The following is a guest post from Cheryl Barbee, a strategy director at Wire Stone, a digital marketing agency that's part of Accenture Interactive.
Brands are becoming more human. As consumers increasingly expect brands to hold the same values, consistently deliver on expectations and even offer a personality similar to their own, marketers are increasingly challenged to think about mind-reading over messaging, relationships before revenue and interactions ahead of transactions. And where data, connectivity and digital technology were once the drivers of this "human transformation," now artificial intelligence (AI) promises to wildly accelerate its progress by adding subtlety, scope and scale.
While AI is to poised to become a powerful brand ally, marketers would be wise to keep four central truths in mind before diving in:
1.) Brand AI is all about empathy
Whether interfacing with an AI, a customer service representative or across another medium, empathy is the key to providing positive customer experiences. This is why brand marketing relies so much on customer journey maps and understanding what customers are thinking and feeling across each and every interaction. It's essential to know what the brand is doing right and at what points customers are more likely to become unhappy or frustrated.
When a brand is cold or non-responsive to customers' needs, that's a bad experience. AI on its own isn't necessarily more prone to delivering experiences that lack empathy — it will simply behave as programmed — although customers wary of AI may be more critical of these systems than they would be of humans offering less empathetic responses. To avoid this, marketers must recognize those difficult experiences and iterate to remove them where they arise.
For example, consider situations where customers are in a highly distressed emotional state: a product has failed at a critical moment, a customer has an emergency and needs to change an itinerary, etc. Conversational brand AIs need to anticipate both the functional challenges and emotional challenges in these scenarios. The successful ones will deliver not only the right service or content but the right language and tone as well — achieving an advanced level of careful communication that even humans can struggle to get right.

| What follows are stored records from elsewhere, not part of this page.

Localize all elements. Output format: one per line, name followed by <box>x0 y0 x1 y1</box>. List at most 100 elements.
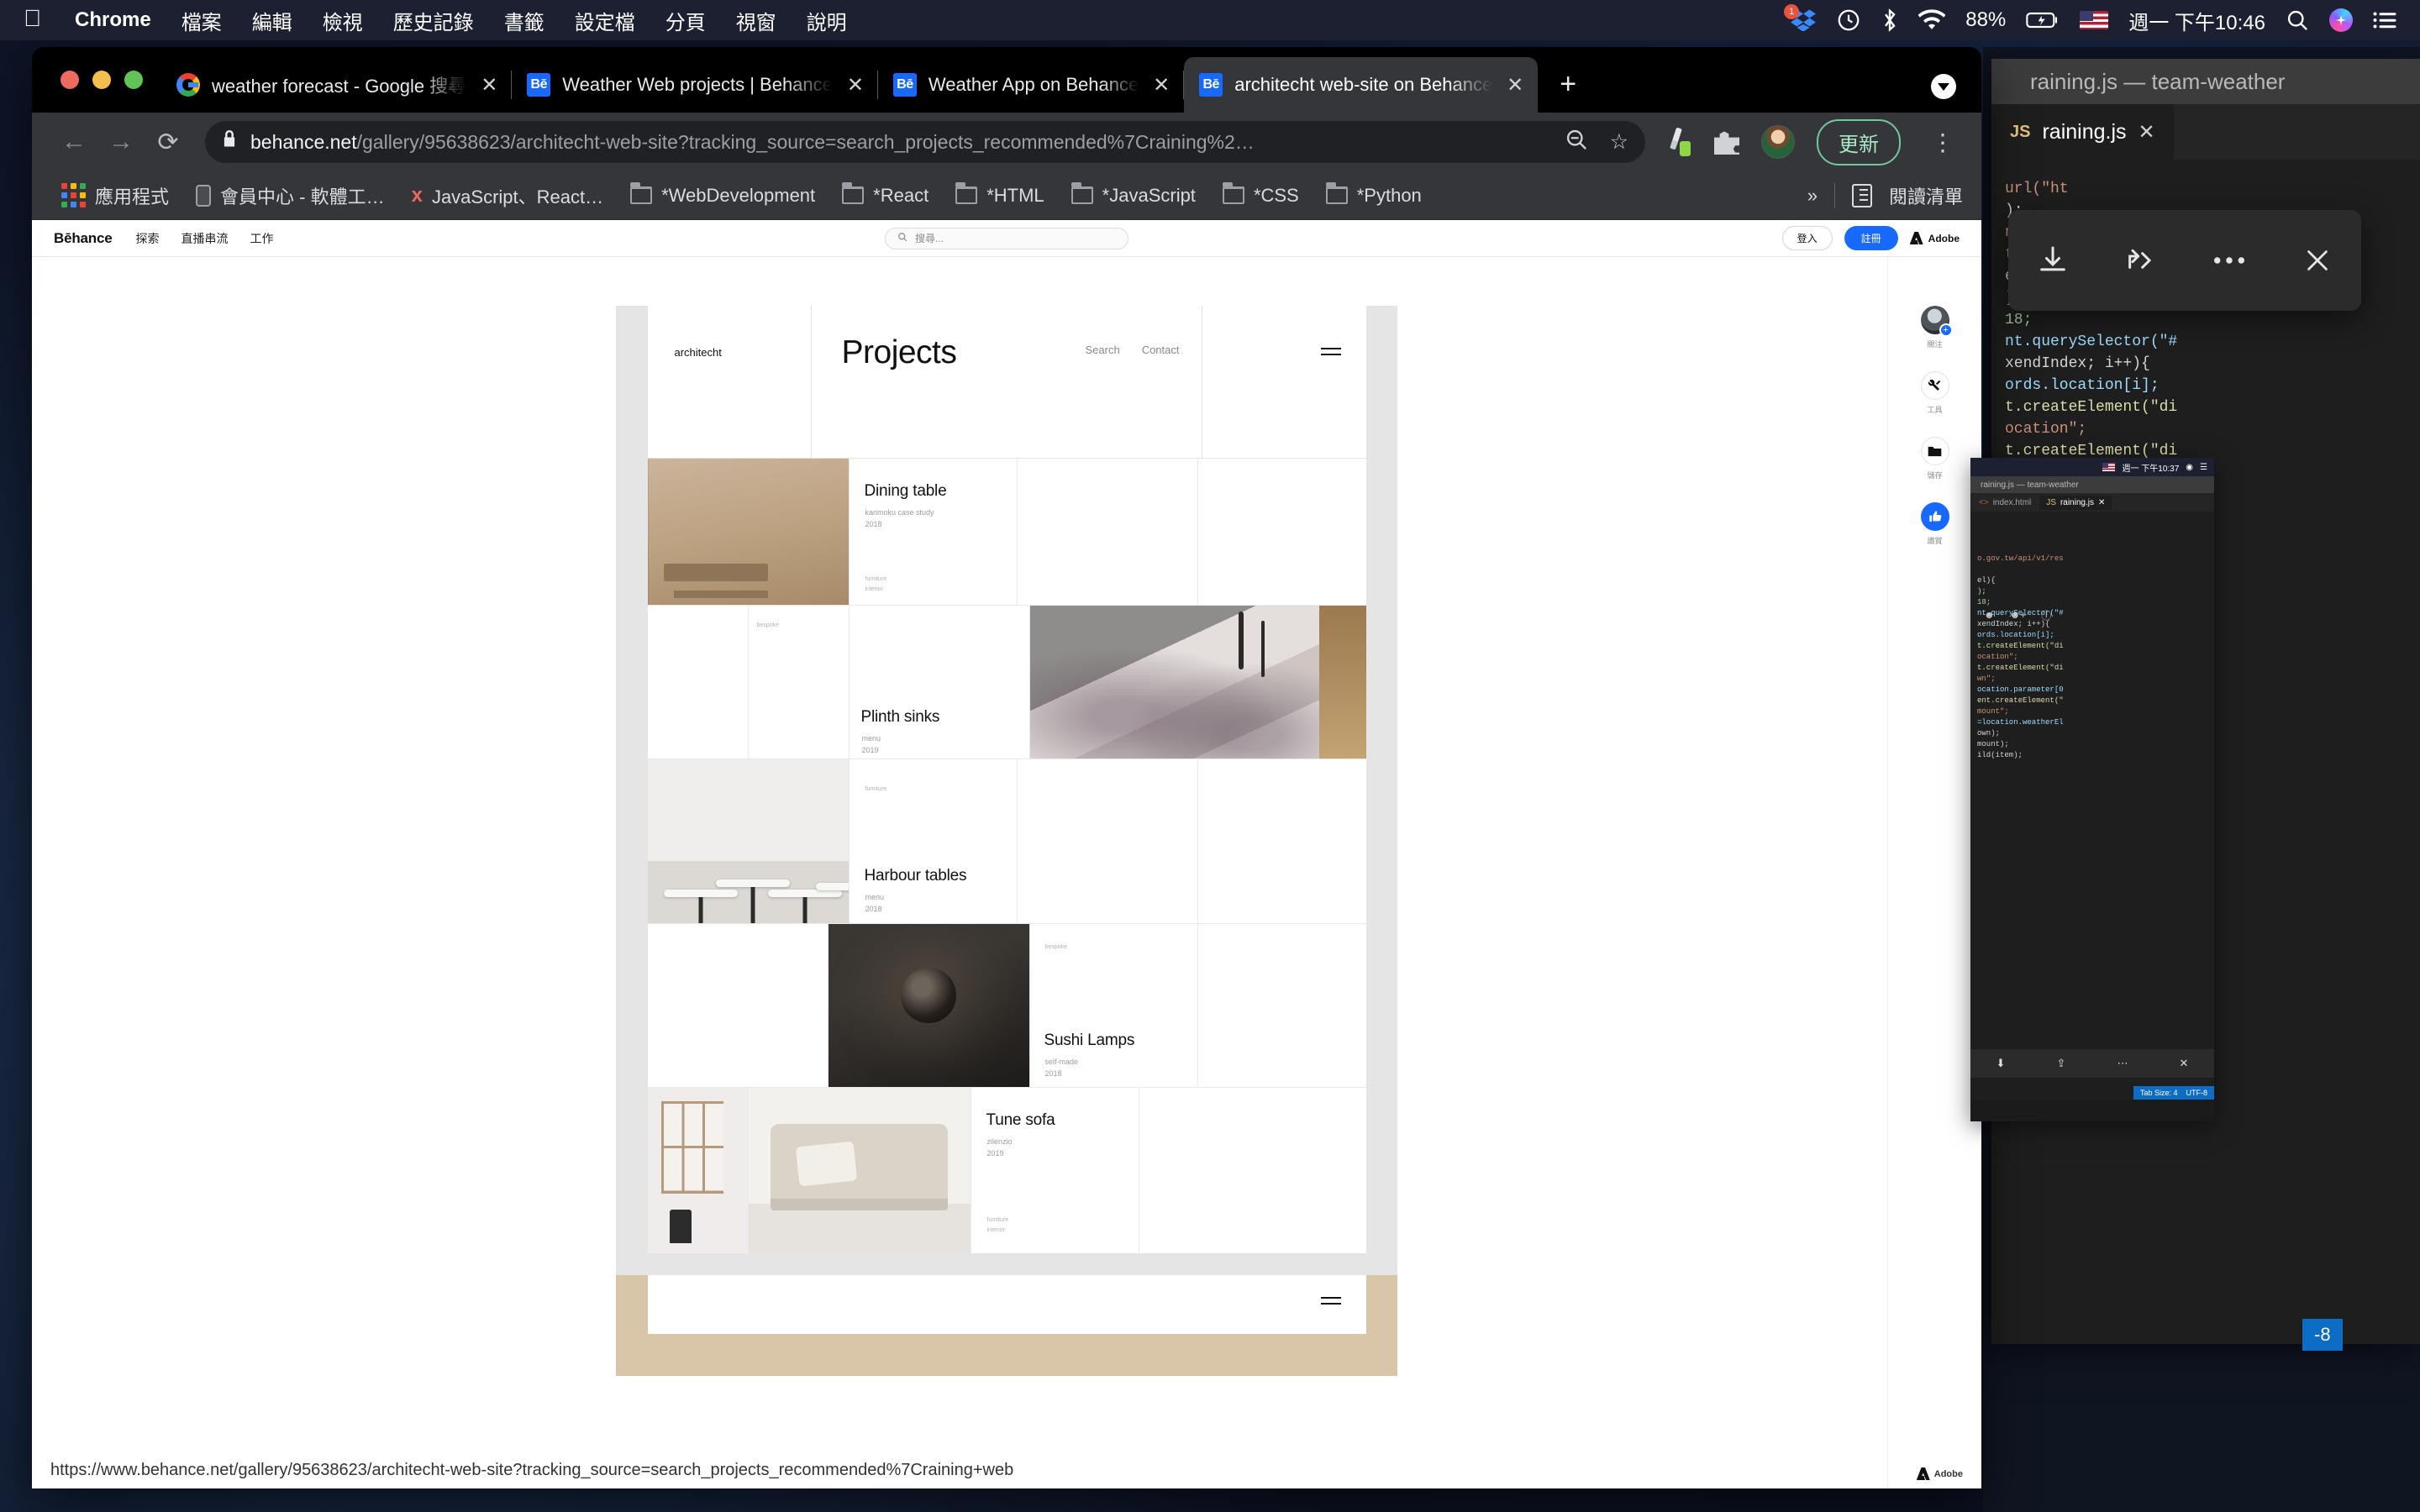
update-button[interactable]: 更新 <box>1817 118 1901 165</box>
project-client: menu <box>861 734 881 743</box>
project-tags: furniture interior <box>865 576 887 592</box>
sign-up-button[interactable]: 註冊 <box>1844 226 1898 250</box>
menu-item-tabs[interactable]: 分頁 <box>650 6 721 35</box>
siri-icon[interactable] <box>2329 8 2353 32</box>
rail-item-save[interactable]: 儲存 <box>1920 437 1949 480</box>
extensions-puzzle-icon[interactable] <box>1714 131 1739 155</box>
rail-item-tools[interactable]: 工具 <box>1920 371 1949 415</box>
tab-close-icon[interactable]: ✕ <box>478 73 500 97</box>
close-icon[interactable] <box>2294 237 2341 284</box>
bookmark-folder-css[interactable]: *CSS <box>1212 180 1310 212</box>
mock-site-brand: architecht <box>674 346 722 359</box>
rail-item-appreciate[interactable]: 讚賞 <box>1920 502 1949 546</box>
behance-nav-explore[interactable]: 探索 <box>135 230 159 247</box>
battery-icon[interactable] <box>2026 11 2060 29</box>
reload-button[interactable]: ⟳ <box>145 128 192 157</box>
maximize-window-button[interactable] <box>124 71 143 89</box>
menu-item-help[interactable]: 說明 <box>792 6 862 35</box>
mini-participant-row: ☻ ☻+ ⓘ <box>1970 604 2214 626</box>
empty-cell <box>1017 759 1198 923</box>
project-row-dining-table: Dining table karimoku case study 2018 fu… <box>647 459 1366 606</box>
bookmark-member-center[interactable]: 會員中心 - 軟體工… <box>185 177 396 214</box>
mini-tab-raining-js[interactable]: JS raining.js ✕ <box>2039 495 2112 510</box>
pencil-extension-icon[interactable] <box>1664 127 1692 156</box>
address-bar[interactable]: behance.net/gallery/95638623/architecht-… <box>205 121 1645 163</box>
bookmark-folder-react[interactable]: *React <box>831 180 939 212</box>
menu-item-edit[interactable]: 編輯 <box>237 6 308 35</box>
tab-search-chevron-down-icon[interactable] <box>1931 74 1956 99</box>
empty-cell <box>647 924 829 1087</box>
menu-item-view[interactable]: 檢視 <box>308 6 378 35</box>
download-icon[interactable] <box>2029 237 2076 284</box>
spotlight-search-icon[interactable] <box>2286 8 2309 32</box>
menu-item-window[interactable]: 視窗 <box>721 6 792 35</box>
zoom-out-icon[interactable] <box>1565 128 1588 157</box>
menu-item-profiles[interactable]: 設定檔 <box>560 6 650 35</box>
bookmark-label: 會員中心 - 軟體工… <box>220 186 385 207</box>
more-icon[interactable] <box>2206 237 2253 284</box>
folder-icon <box>842 182 865 204</box>
photo-wood-interior <box>647 459 849 605</box>
bookmark-apps[interactable]: 應用程式 <box>50 177 180 214</box>
browser-tab-3-active[interactable]: Bē architecht web-site on Behance ✕ <box>1184 57 1539 113</box>
project-tags: bespoke <box>1044 944 1067 950</box>
project-title: Dining table <box>864 482 947 500</box>
bookmark-javascript-react[interactable]: x JavaScript、React… <box>401 177 615 214</box>
project-next-sheet <box>647 1275 1366 1334</box>
minimize-window-button[interactable] <box>92 71 111 89</box>
menu-item-bookmarks[interactable]: 書籤 <box>489 6 560 35</box>
bluetooth-icon[interactable] <box>1881 8 1898 33</box>
forward-button[interactable]: → <box>97 128 145 156</box>
chrome-menu-kebab-icon[interactable]: ⋮ <box>1923 129 1963 156</box>
bookmark-folder-html[interactable]: *HTML <box>944 180 1055 212</box>
menu-item-chrome[interactable]: Chrome <box>60 8 166 32</box>
wifi-icon[interactable] <box>1918 9 1946 31</box>
close-window-button[interactable] <box>60 71 79 89</box>
rail-label: 讚賞 <box>1927 537 1943 545</box>
bookmarks-overflow-button[interactable]: » <box>1807 185 1818 207</box>
vscode-tab-raining-js[interactable]: JS raining.js ✕ <box>1991 104 2174 160</box>
bookmark-label: *Python <box>1356 184 1422 206</box>
bookmarks-bar: 應用程式 會員中心 - 軟體工… x JavaScript、React… *We… <box>32 171 1981 220</box>
bookmark-folder-webdevelopment[interactable]: *WebDevelopment <box>619 180 826 212</box>
project-row-harbour-tables: furniture Harbour tables menu 2018 <box>647 759 1366 924</box>
close-icon[interactable]: ✕ <box>2139 120 2155 144</box>
behance-logo[interactable]: Bēhance <box>54 230 113 247</box>
browser-tab-0[interactable]: weather forecast - Google 搜尋 ✕ <box>161 57 513 113</box>
rail-item-follow[interactable]: + 關注 <box>1920 306 1953 349</box>
dropbox-icon[interactable]: 1 <box>1784 4 1817 31</box>
bookmark-star-icon[interactable]: ☆ <box>1610 129 1628 155</box>
new-tab-button[interactable]: + <box>1538 68 1598 113</box>
close-icon[interactable]: ✕ <box>2098 498 2105 507</box>
browser-tab-1[interactable]: Bē Weather Web projects | Behance ✕ <box>512 57 878 113</box>
bookmark-folder-python[interactable]: *Python <box>1315 180 1433 212</box>
phone-icon <box>196 184 212 207</box>
back-button[interactable]: ← <box>50 128 97 156</box>
project-year: 2019 <box>861 746 879 754</box>
sign-in-button[interactable]: 登入 <box>1781 226 1833 250</box>
menu-item-history[interactable]: 歷史記錄 <box>378 6 489 35</box>
tab-close-icon[interactable]: ✕ <box>1150 73 1172 97</box>
menubar-clock[interactable]: 週一 下午10:46 <box>2128 6 2265 35</box>
reading-list-button[interactable]: 閱讀清單 <box>1889 182 1963 209</box>
project-client: zilenzio <box>986 1137 1013 1146</box>
behance-footer-adobe: Adobe <box>1916 1467 1963 1480</box>
bookmark-folder-javascript[interactable]: *JavaScript <box>1060 180 1207 212</box>
behance-search-box[interactable]: 搜尋... <box>885 227 1128 249</box>
profile-avatar[interactable] <box>1761 125 1795 159</box>
mini-tab-index-html[interactable]: <> index.html <box>1979 498 2031 507</box>
behance-nav-jobs[interactable]: 工作 <box>250 230 273 247</box>
tab-close-icon[interactable]: ✕ <box>1504 73 1526 97</box>
link-status-bar: https://www.behance.net/gallery/95638623… <box>32 1452 1033 1488</box>
input-source-flag-icon[interactable] <box>2080 11 2109 29</box>
share-icon[interactable] <box>2118 237 2165 284</box>
control-center-icon[interactable] <box>2373 10 2398 30</box>
behance-nav-livestream[interactable]: 直播串流 <box>181 230 228 247</box>
time-machine-icon[interactable] <box>1836 8 1861 33</box>
menu-item-file[interactable]: 檔案 <box>166 6 237 35</box>
browser-tab-2[interactable]: Bē Weather App on Behance ✕ <box>878 57 1185 113</box>
apps-grid-icon <box>61 183 86 207</box>
behance-project-body: architecht Projects Search Contact Dinin… <box>32 257 1981 1488</box>
apple-logo-icon[interactable]:  <box>0 7 60 30</box>
tab-close-icon[interactable]: ✕ <box>844 73 866 97</box>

2.) Brand AI will be able to recognize and measure how customers feel
The technology to support this level of nuance in AI communication is rapidly arriving. Analysis of chat-based interactions is already capable of determining the state of a customer's emotions, and the ability to recognize emotion from the tenor of the customer's voice will soon be available.
The work of iterating and improving brand AI responses based on this data will be a whole new landscape for brand marketers to play on, where stress points and opportunities within the flow of each interaction are waiting to be customized and refined.
3.) Brand AI will make scaling customer service and other interactions simpler
An optimized brand AI can provide a situation analogous to putting the company's most capable and successful customer service representative in charge of every customer conversation, while also making them available 24/7. At the same time, smart use of AI will utilize all records of past interactions with individual customers in order to provide both the content and personalized nuances to best serve each individual.
4.) Brand AI is best introduced through experiential marketing
There are some technologies that can only be properly understood through experience. For example, a TV ad can't communicate what it actually feels like to interact and have a conversation with a brand AI. Marketers introducing this technology should make the most of experiential marketing efforts that bring these AIs front and center with the public. Marketers should design opportunities for customers — or potential customers — to experience brand AI so that they actually understand it, and to help dispel any concerns stemming from unfamiliarity with the new technology.
The arrival of brand AIs will necessitate a fresh exploration of how brands themselves are built. The current approach of constructing a message and conveying it through images and copy will give way to many more brands born out of interactive, conversational and empathetic experiences. As this happens, what it means to be a brand will likely become more about espousing values and acting out of a complex consideration for emotions. In short: brands are about to be much more human.